てんかん発作は、発作の開始時から大脳皮質全体で放電が起こる「全般発作」と、一部局所的に放電が起こり始める「部分発作」の2種類に分類される。高齢者のてんかん発作では、部分発作の中でも意識消失を伴う複雑部分発作が大部分を占めている。
具体的には、30秒ほど動きが固まってぼんやりするなどの行動のほか、口をぺちゃぺちゃと動かす、落ち着きなくうろうろするといった「自動症」と呼ばれる症状が現れる。発作の間、患者には意識がないため、転倒のリスクなどが高まり、大きな事故につながりかねない。
こうした複雑部分発作を生じた高齢者の中には、下の症例のように、認知症と間違われる患者も少なくない。一見、認知症が疑われる所見であっても、「長谷川式簡易知能評価スケールで異常が全く認められないのであれば、認知症の可能性は低い」と赤松氏は注意を促す。
アルツハイマー型認知症と診断されたてんかんの一例(提供:赤松氏)
高血圧と前立腺癌で治療中の、70歳代男性。2カ月前に、夜中にもうろうとした状態で目覚め、布団や枕を投げつけるという行動が20~30分続いた。しかし翌朝、本人は何も覚えていなかった。
近医の物忘れ外来を受診したところ、アルツハイマー病(認知症)と診断され、ドネペジルを処方されたが、その数週間後、再び同様の症状が一晩に4回生じたため、前医救急外来を受診。頭部CT像に異常は認められなかった。その翌日、産業医大病院を受診した。

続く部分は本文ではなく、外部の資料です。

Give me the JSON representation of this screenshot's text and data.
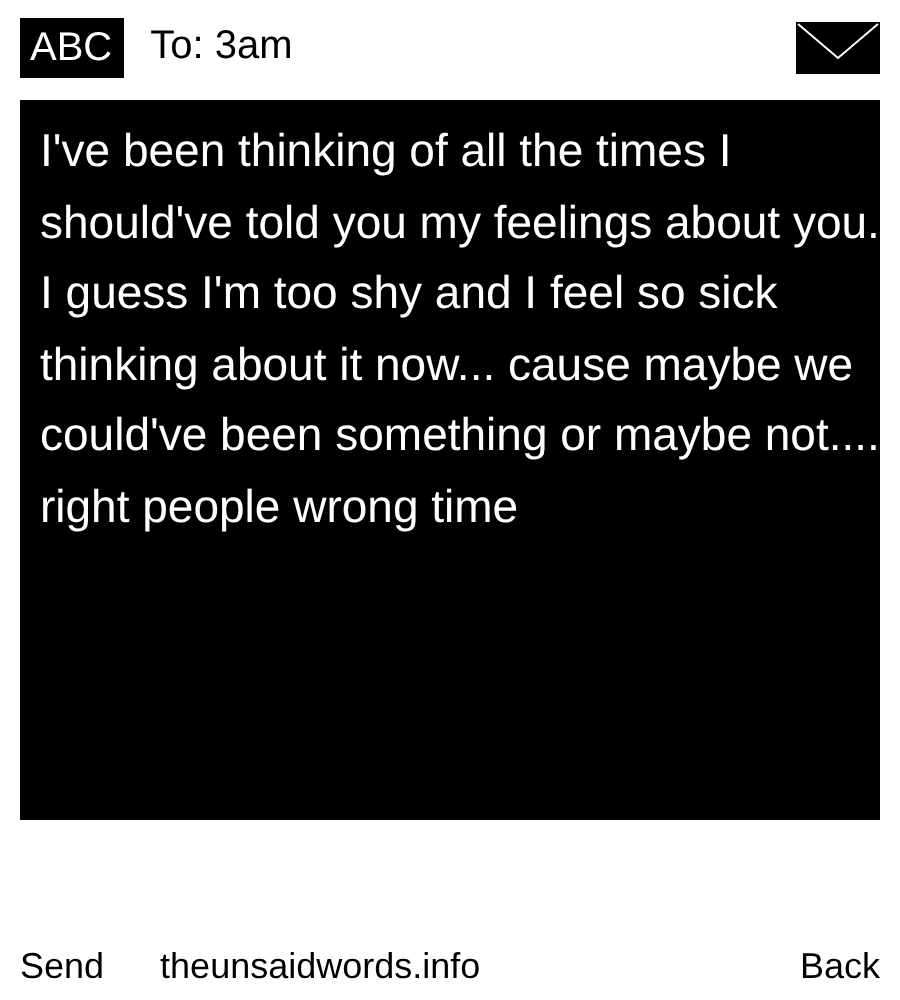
{
  "header": {
    "mode": "ABC",
    "recipient": "To: 3am"
  },
  "message": "I've been thinking of all the times I should've told you my feelings about you. I guess I'm too shy and I feel so sick thinking about it now... cause maybe we could've been something or maybe not.... right people wrong time",
  "softkeys": {
    "left": "Send",
    "center": "theunsaidwords.info",
    "right": "Back"
  }
}
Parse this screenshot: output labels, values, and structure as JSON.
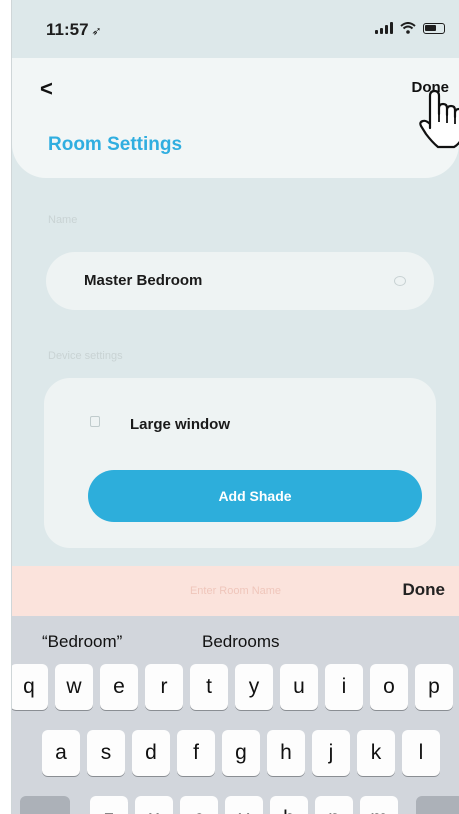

詳しく病歴を聴取すると、2年ほど前から、日中にも1分ほどぼんやりして返事をしなくなる症状があると家族が申告した。その間、周囲にあるものをごそごそ触る自動症もあるという。最近では、1日に1~2回このような患者の行動が目撃されていた。本人には、意識がなくなったという自覚はなかった。
同院にて脳波を測定したところ、ビデオでの記録中に発作が認められ(図2)、右側頭部の律動性のてんかん放電が記録された。
病歴と脳波所見から、右側頭葉てんかんと診断した。発作型は複雑部分発作であると考えられた。ガバペンチン600mg/日で治療を開始し、その後、昼間および夜間の発作は完全に消失している。